Confieso que del libro no recuerdo casi nada, pero de cada uno de ellos lo recuerdo todo, reparé en los detalles de sus voces y facciones, asociándolos a las viejas fotos de revistas y artículos disímiles que coreaban sus hazañas.
Pero alguien en particular llamaba mi atención. Félix Isasi estaba allí, con la picardía de aquellos años 60 y 70, en los que se inmortalizó gracias a su bola escondida y, claro, a la talla de jugador que era.
Verlo contar aquello lo hacía a uno sentir que estaba en las gradas: “Cuando un jugador llegaba a segunda en un momento difícil, casi siempre en los finales del juego, yo cogía la pelota y me dirigía a la lomita, simulaba que se la entregaba al pitcher y entonces la escondía en el guante. Regresaba a solo metros de segunda y el lanzador frotaba la pez rubia, y cuando el corredor se movía yo corría para tocarlo y ponerlo out. Al primero que sorprendí fue a Felipe Sánchez”.
Tenía solo 17 años, iniciaba la década de los 60 y a partir de ahí lo verían brillar en Occidentales, Henequeneros, Centrales, Matanzas, formando parte de los Tres Mosqueteros, epíteto con el cual fue bautizada la combinación en el line up de Isasi, Wilfredo Sánchez y Rigoberto Rosique.
Ahí había de todo: tacto, velocidad, fuerza. Como diría el inolvidable Félix: “A nosotros nos salían las cosas perfectas, ellos se embasaban y yo los impulsaba. Creo que eso fue crucial para alcanzar el título de 1970”.

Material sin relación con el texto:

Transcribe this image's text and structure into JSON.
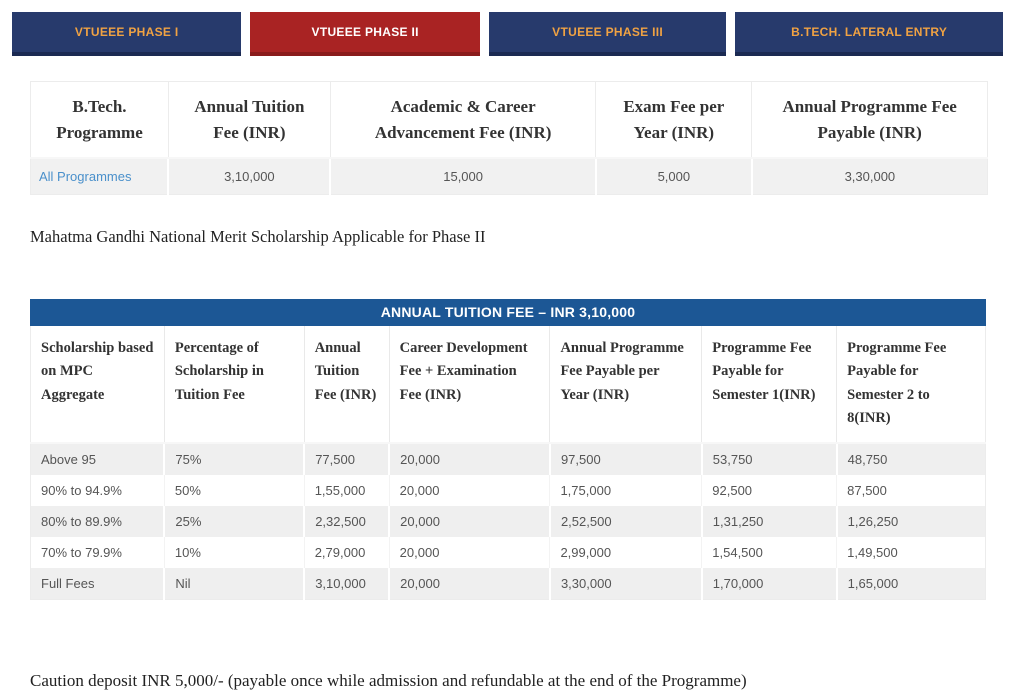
{
  "tabs": [
    {
      "label": "VTUEEE PHASE I",
      "active": false
    },
    {
      "label": "VTUEEE PHASE II",
      "active": true
    },
    {
      "label": "VTUEEE PHASE III",
      "active": false
    },
    {
      "label": "B.TECH. LATERAL ENTRY",
      "active": false
    }
  ],
  "programme_fee_table": {
    "headers": [
      "B.Tech. Programme",
      "Annual Tuition Fee (INR)",
      "Academic & Career Advancement Fee (INR)",
      "Exam Fee per Year (INR)",
      "Annual Programme Fee Payable (INR)"
    ],
    "row": {
      "programme": "All Programmes",
      "values": [
        "3,10,000",
        "15,000",
        "5,000",
        "3,30,000"
      ]
    }
  },
  "scholarship_note": "Mahatma Gandhi National Merit Scholarship Applicable for Phase II",
  "scholarship_table": {
    "title": "ANNUAL TUITION FEE – INR 3,10,000",
    "headers": [
      "Scholarship based on MPC Aggregate",
      "Percentage of Scholarship in Tuition Fee",
      "Annual Tuition Fee (INR)",
      "Career Development Fee + Examination Fee (INR)",
      "Annual Programme Fee Payable per Year (INR)",
      "Programme Fee Payable for Semester 1(INR)",
      "Programme Fee Payable for Semester 2 to 8(INR)"
    ],
    "rows": [
      [
        "Above 95",
        "75%",
        "77,500",
        "20,000",
        "97,500",
        "53,750",
        "48,750"
      ],
      [
        "90% to 94.9%",
        "50%",
        "1,55,000",
        "20,000",
        "1,75,000",
        "92,500",
        "87,500"
      ],
      [
        "80% to 89.9%",
        "25%",
        "2,32,500",
        "20,000",
        "2,52,500",
        "1,31,250",
        "1,26,250"
      ],
      [
        "70% to 79.9%",
        "10%",
        "2,79,000",
        "20,000",
        "2,99,000",
        "1,54,500",
        "1,49,500"
      ],
      [
        "Full Fees",
        "Nil",
        "3,10,000",
        "20,000",
        "3,30,000",
        "1,70,000",
        "1,65,000"
      ]
    ]
  },
  "caution_note": "Caution deposit INR 5,000/- (payable once while admission and refundable at the end of the Programme)",
  "colors": {
    "tab_navy": "#273a6c",
    "tab_active_red": "#a92323",
    "tab_gold_text": "#f0a243",
    "banner_blue": "#1c5795",
    "link_blue": "#4a90cb",
    "row_gray": "#efefef"
  }
}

En 1966, Isasi integró el equipo cubano de menores de 23 años para jugar en México, y en 1967 representó a Cuba en los Juegos Panamericanos de Winnipeg, Canadá. Actuó en seis series mundiales, tres panamericanos y dos centroamericanos y del Caribe.
Aquella fue una etapa en la que el pitcheo imponía respeto y exigía el extra de los bateadores; y el matancero promedió para .293 y se robó 231 bases; era llegar a primera y se podían notar nerviosos a los infielders.
Casi que puedes escuchar el coro en las gradas, “¡se va, se va!”. Los lanzadores se viraban hasta cinco y seis veces para mantenerlo a raya. ¿A raya a quién?, si el veloz, inteligente y pimentoso bateador era incapturable.
Entre más nerviosos los veía, más crecían sus intenciones de estafar la segunda almohadilla y el público enloquecía porque disfrutaba del show que representaba su sola presencia en el terreno, era un verdadero espectáculo que a muchos de los que amamos la pelota nos hubiese encantado ver.
Pueblo Nuevo y el Palmar de Junco lo despidieron hace pocos días, se enorgullecieron de acunarlo en sus peripecias y de formarlo como atleta, seguros de que allá dónde esté seguirá escondiendo la bola, impulsando carreras y marcando épocas.